Point being, I have a man climbing my chimney right now and another not calling me and 750 not knowing anything more about be other than my name and what I look for in a relationship.  That's more than I can say for some of my college boyfriends.  Irony.


Happy Friday!

Tuesday, May 11, 2010

The Sauce

You know, I'm no stranger to "The Sauce".  I don't think I am what would be considered an alcoholic, but I have been known to pull some stupid stunts while under the spell of "The Sauce".  Since college I refer to it as being "over-served". Blame it on the bartender, don't blame it on the A-A-A-Alcohol!  It is never your fault, it is never "The Sauce's" fault, it is the bartender's fault.  Sometimes I would be coy and say that someone stole my wallet and forced me to drink and made me pay for it.  NEVER MY FAULT!

Once when I was 20, I called one guy I had a crush on six times in one night and I believe, in one hour.  I learned about drunk dialing that night and future relationships.  Like Tequila Shots and Good Wine...they do not mix.  So I stopped that silly phase.

Then the bastards invented texting.

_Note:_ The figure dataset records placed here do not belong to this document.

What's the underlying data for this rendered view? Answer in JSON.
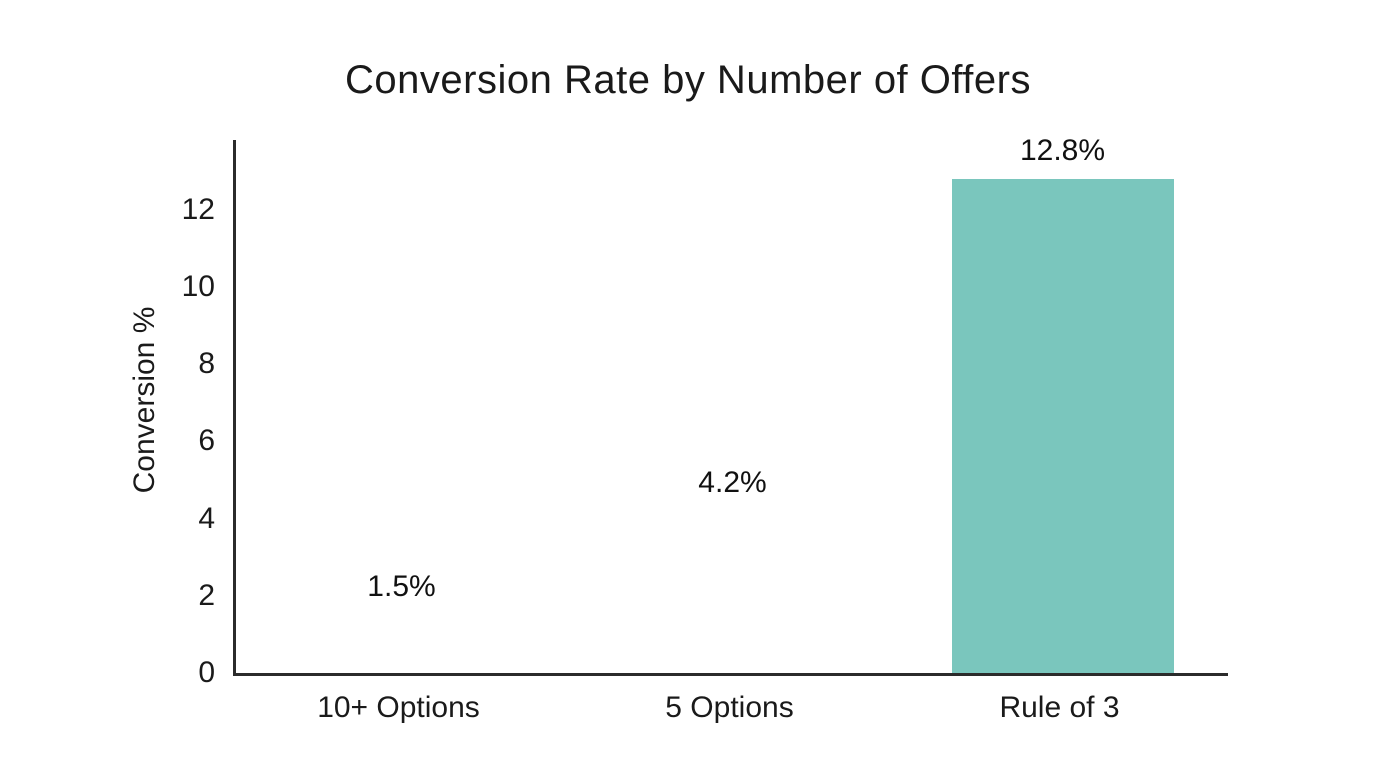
{
  "chart_data": {
    "type": "bar",
    "title": "Conversion Rate by Number of Offers",
    "xlabel": "",
    "ylabel": "Conversion %",
    "categories": [
      "10+ Options",
      "5 Options",
      "Rule of 3"
    ],
    "values": [
      1.5,
      4.2,
      12.8
    ],
    "value_labels": [
      "1.5%",
      "4.2%",
      "12.8%"
    ],
    "bar_colors": [
      "#ffffff",
      "#ffffff",
      "#7AC6BD"
    ],
    "yticks": [
      0,
      2,
      4,
      6,
      8,
      10,
      12
    ],
    "ylim": [
      0,
      13.8
    ],
    "grid": false,
    "legend_position": "none",
    "background_color": "#ffffff",
    "axis_color": "#2b2b2b",
    "text_color": "#1a1a1a",
    "accent_color": "#7AC6BD"
  }
}
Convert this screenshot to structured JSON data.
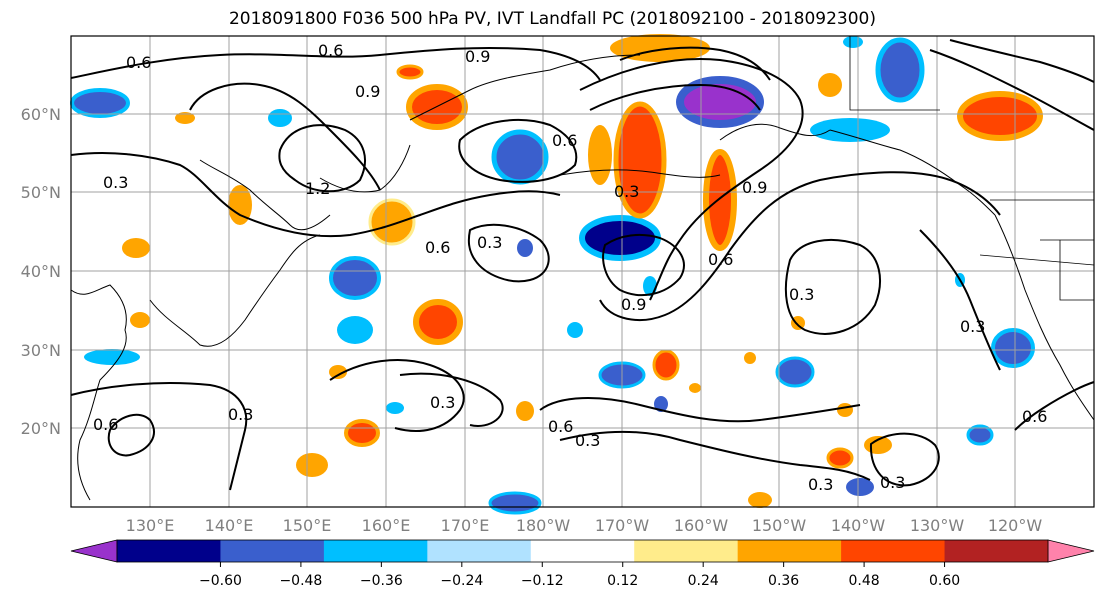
{
  "title": "2018091800 F036 500 hPa PV, IVT Landfall PC (2018092100 - 2018092300)",
  "map": {
    "lat_labels": [
      "60°N",
      "50°N",
      "40°N",
      "30°N",
      "20°N"
    ],
    "lon_labels": [
      "130°E",
      "140°E",
      "150°E",
      "160°E",
      "170°E",
      "180°W",
      "170°W",
      "160°W",
      "150°W",
      "140°W",
      "130°W",
      "120°W"
    ],
    "contour_labels": [
      "0.6",
      "0.6",
      "0.9",
      "1.2",
      "0.3",
      "0.6",
      "0.3",
      "0.6",
      "0.9",
      "0.3",
      "0.9",
      "0.6",
      "0.3",
      "0.3",
      "0.6",
      "0.3",
      "0.3",
      "0.3",
      "0.6",
      "0.3",
      "0.9",
      "0.6",
      "0.3"
    ]
  },
  "colorbar": {
    "ticks": [
      "−0.60",
      "−0.48",
      "−0.36",
      "−0.24",
      "−0.12",
      "0.12",
      "0.24",
      "0.36",
      "0.48",
      "0.60"
    ],
    "colors": [
      "#9932cc",
      "#00008b",
      "#3a5fcd",
      "#00bfff",
      "#b0e2ff",
      "#ffffff",
      "#ffec8b",
      "#ffa500",
      "#ff4500",
      "#b22222",
      "#ff82ab"
    ]
  }
}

TEXTING!!!  Now I ask, where is the invasion of someone's personal space and time with a few typed out words?  Oh, it is there.  Somehow in my maturity, however, I gained a "sauce" induced filter.  I will do one of two things if I get the urge after being over-served. I will either send a text and immediately delete the evidence. Of which I never forget that I actually sent it, but I do not have to deal with the humiliation of reading said text the next day and finding misspelled words or worse...questions of "miss me?" or confessions like "looks like I had too much to drink tonight".  Who needs to know this information that isn't currently at your side? NOBODY!  The second thing I can do is actually find a little clarity during writing that text and actually not sending it. Sometimes I'll save it to see if it is worth sending sober. IT NEVER IS! Sometimes I'll just stop, mid-incoherent message and see the light of nonsense and put the phone down.  I don't always have this clarity when not drinking, which is clearly ironic.  Like recently, I did not send a text to Georgia when I was drinking, but I couldn't help myself when I was sober.

"The sauce" has brought me a few things in life.  It has most certainly brought me additional pounds in areas like my chin and liver.  It has brought me "really good, deep and meaningful conversations" with new friendships and of course new crushes.  It has brought me totally unwarranted humiliation.  It has brought me bruises.  It has brought me regret. Why do I drink "the sauce" again?  Oh, because when not drinking into a state of bad ideas (which quite honestly, isn't as frequent as this post may sound...:)), I actually enjoy having a glass of wine or an occasional bourbon with my mother and a cold beer on a hot day is something worth bragging about.  But nevertheless, I have often felt like kicking the bartender who served me those drinks and the person who stole my wallet and forced me to drink with my own money, but I do not, without a doubt in my cloudy head, hold myself responsible for any unsavory behavior.  Blame them!  No apologies!